Cooked Jelly, Jam, and Spreads


Fresh fruits and juices, as well as some commercially canned or frozen fruit juices, may be used with commercially prepared powdered or liquid pectin. Powdered and liquid pectin products are not interchangeable (you cannot substitute one for another). Low-sugar and no-sugar pectins are also available. Note: Because sugar has a preservative effect on jellies and jams, those made with less or no sugar may have a softer set and may not hold their color as well as higher-sugar types.The order of combining ingredients depends on the type of pectin used. Complete directions for a variety of fruits are provided with packaged pectin.

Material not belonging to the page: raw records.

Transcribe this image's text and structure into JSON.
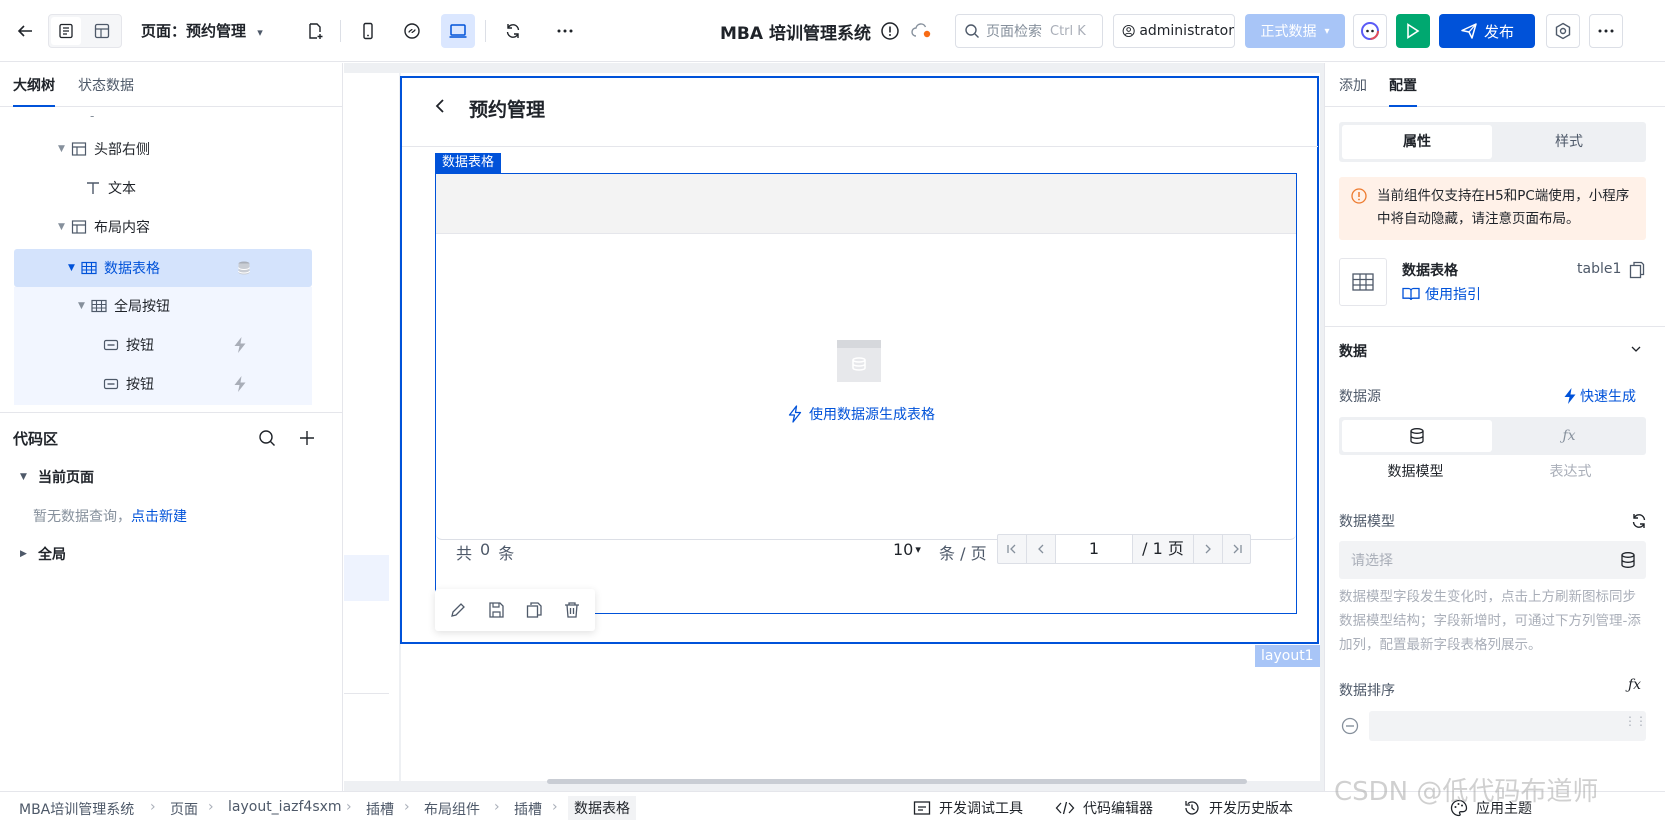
{
  "topbar": {
    "page_selector": "页面：预约管理",
    "app_title": "MBA 培训管理系统",
    "search_placeholder": "页面检索",
    "search_shortcut": "Ctrl K",
    "user": "administrator",
    "env": "正式数据",
    "publish": "发布"
  },
  "left": {
    "tabs": [
      "大纲树",
      "状态数据"
    ],
    "tree": {
      "dash": "-",
      "header_right": "头部右侧",
      "text": "文本",
      "layout_content": "布局内容",
      "data_table": "数据表格",
      "global_buttons": "全局按钮",
      "button1": "按钮",
      "button2": "按钮"
    },
    "code_area": {
      "title": "代码区",
      "current_page": "当前页面",
      "empty_text": "暂无数据查询，",
      "create_link": "点击新建",
      "global": "全局"
    }
  },
  "canvas": {
    "page_title": "预约管理",
    "table_tag": "数据表格",
    "layout_tag": "layout1",
    "generate_link": "使用数据源生成表格",
    "pagination": {
      "total_prefix": "共",
      "total": "0",
      "total_suffix": "条",
      "page_size": "10",
      "per_page": "条 / 页",
      "page": "1",
      "page_total": "/ 1 页"
    }
  },
  "right": {
    "tabs": [
      "添加",
      "配置"
    ],
    "seg": [
      "属性",
      "样式"
    ],
    "notice": "当前组件仅支持在H5和PC端使用，小程序中将自动隐藏，请注意页面布局。",
    "component_name": "数据表格",
    "component_id": "table1",
    "guide": "使用指引",
    "section_data": "数据",
    "datasource_label": "数据源",
    "quick_generate": "快速生成",
    "ds_options": [
      "数据模型",
      "表达式"
    ],
    "model_label": "数据模型",
    "model_placeholder": "请选择",
    "model_help": "数据模型字段发生变化时，点击上方刷新图标同步数据模型结构；字段新增时，可通过下方列管理-添加列，配置最新字段表格列展示。",
    "sort_label": "数据排序"
  },
  "bottom": {
    "breadcrumb": [
      "MBA培训管理系统",
      "页面",
      "layout_iazf4sxm",
      "插槽",
      "布局组件",
      "插槽",
      "数据表格"
    ],
    "tools": [
      "开发调试工具",
      "代码编辑器",
      "开发历史版本",
      "应用主题"
    ]
  },
  "watermark": "CSDN @低代码布道师",
  "colors": {
    "primary": "#0052d9",
    "green": "#00a870",
    "env_btn": "#a8c5f7"
  }
}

Be sure to use mason canning jars and self-sealing, two-piece lids and process the jars in boiling water or atmospheric steam. Purchase packaged pectin needed each year. Old pectin may result in poor gels. Check the expiration date on the package. The following special jelly and jam recipes use regular packaged pectin:Grape-Plum Jelly, Blueberry-Spice Jam and mint jelly recipe mint jelly recipe . Do not use low- or no-sugar pectin in these recipes. If using pectin that is sold in a jar or by bulk, check with the manufacturer for the amount equivalent to one box.

Caution
USDA and Penn State Extension recommend a boiling water or atmospheric steam canning process for all cooked jelly, jam, and fruit spreads. Outdated practices such as paraffin, open kettle, and inverting jars after filling risk bacterial, mold, and yeast growth in the product.